Re: [PATCH RFC 3/5] KVM: s390: Shadow VSIE SCA in guest-1

"Nico Boehr" <nrb@xxxxxxxxxxxxx> · Thu, 20 Mar 2025 16:22:45 +0100

On Tue Mar 18, 2025 at 7:59 PM CET, Christoph Schlameuss wrote:
[...]
> diff --git a/arch/s390/include/asm/kvm_host.h b/arch/s390/include/asm/kvm_host.h
> index 0aca5fa01f3d772c3b3dd62a22134c0d4cb9dc22..4ab196caa9e79e4c4d295d23fed65e1a142e6ab1 100644
> --- a/arch/s390/include/asm/kvm_host.h
> +++ b/arch/s390/include/asm/kvm_host.h
[...]
> +static struct ssca_vsie *get_ssca(struct kvm *kvm, struct vsie_page *vsie_page)
> +{
> +	u64 sca_o_hva = vsie_page->sca_o;
> +	phys_addr_t sca_o_hpa = virt_to_phys((void *)sca_o_hva);
> +	struct ssca_vsie *ssca, *ssca_new = NULL;
> +
> +	/* get existing ssca */
> +	down_read(&kvm->arch.vsie.ssca_lock);
> +	ssca = get_existing_ssca(kvm, sca_o_hva);
> +	up_read(&kvm->arch.vsie.ssca_lock);
> +	if (ssca)
> +		return ssca;

I would assume this is the most common case, no?

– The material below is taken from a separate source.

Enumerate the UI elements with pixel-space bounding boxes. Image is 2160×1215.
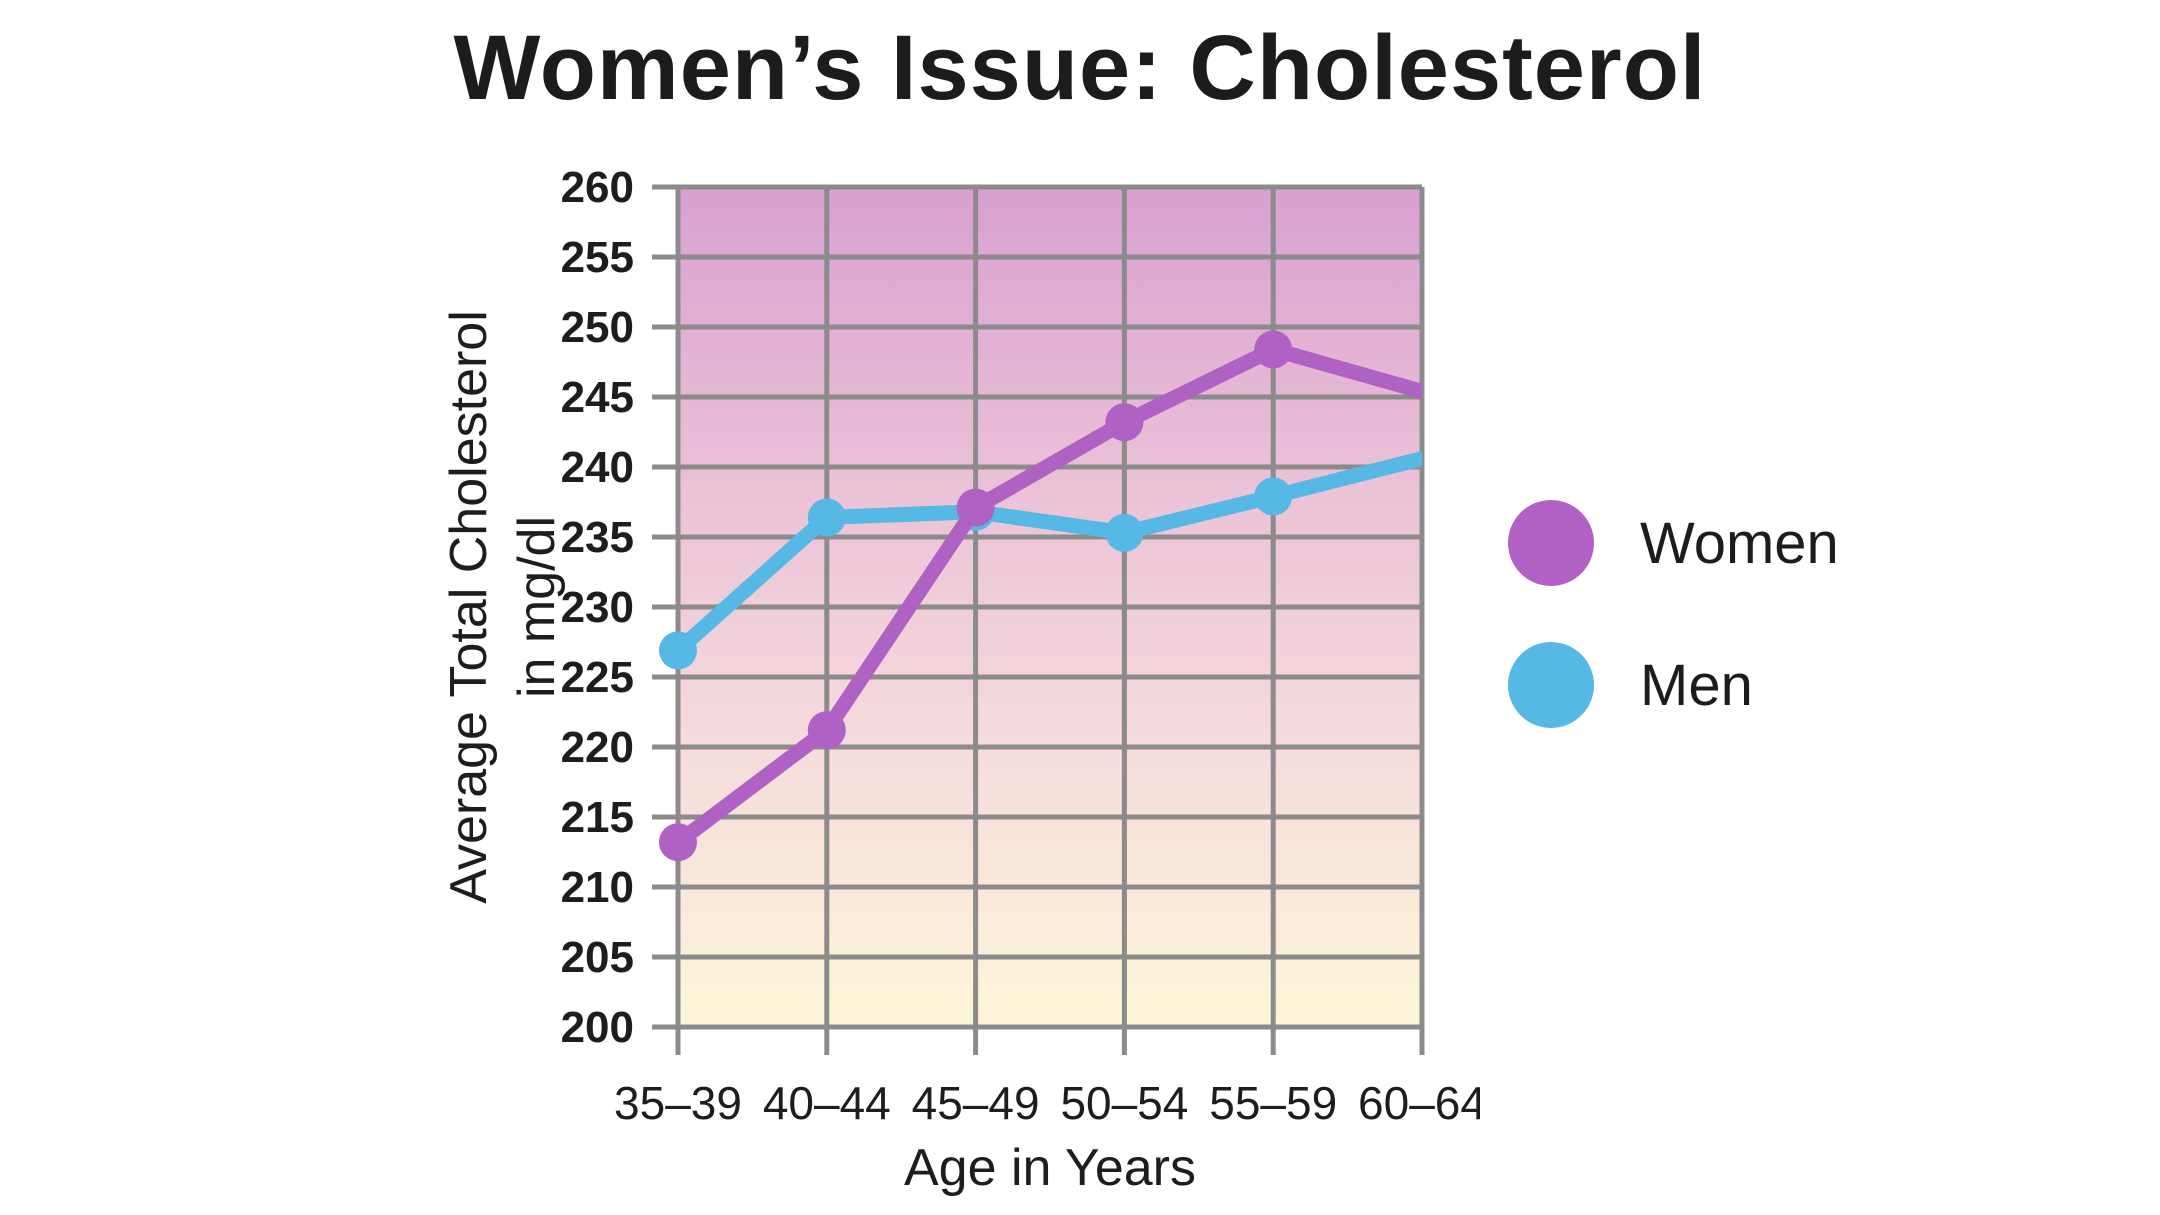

And below only happens rarely, right?

> +	/*
> +	 * Allocate new ssca, it will likely be needed below.
> +	 * We want at least #online_vcpus shadows, so every VCPU can execute the
> +	 * VSIE in parallel. (Worst case all single core VMs.)
> +	 */
> +	if (kvm->arch.vsie.ssca_count < atomic_read(&kvm->online_vcpus)) {
> +		BUILD_BUG_ON(offsetof(struct ssca_block, cpu) != 64);
> +		BUILD_BUG_ON(offsetof(struct ssca_vsie, ref_count) != 0x2200);
> +		BUILD_BUG_ON(sizeof(struct ssca_vsie) > ((1UL << SSCA_PAGEORDER)-1) * PAGE_SIZE);
> +		ssca_new = (struct ssca_vsie *)__get_free_pages(GFP_KERNEL_ACCOUNT | __GFP_ZERO,
> +								SSCA_PAGEORDER);
> +		if (!ssca_new) {
> +			ssca = ERR_PTR(-ENOMEM);
> +			goto out;
> +		}
> +		init_ssca(vsie_page, ssca_new);
> +	}
> +
> +	/* enter write lock and recheck to make sure ssca has not been created by other cpu */
> +	down_write(&kvm->arch.vsie.ssca_lock);

I am wondering whether it's really worth having this optimization of trying to
avoid taking the lock? Maybe we can accept a bit of contention on the rwlock
since it shouldn't happen very often and keep the code a bit less complex?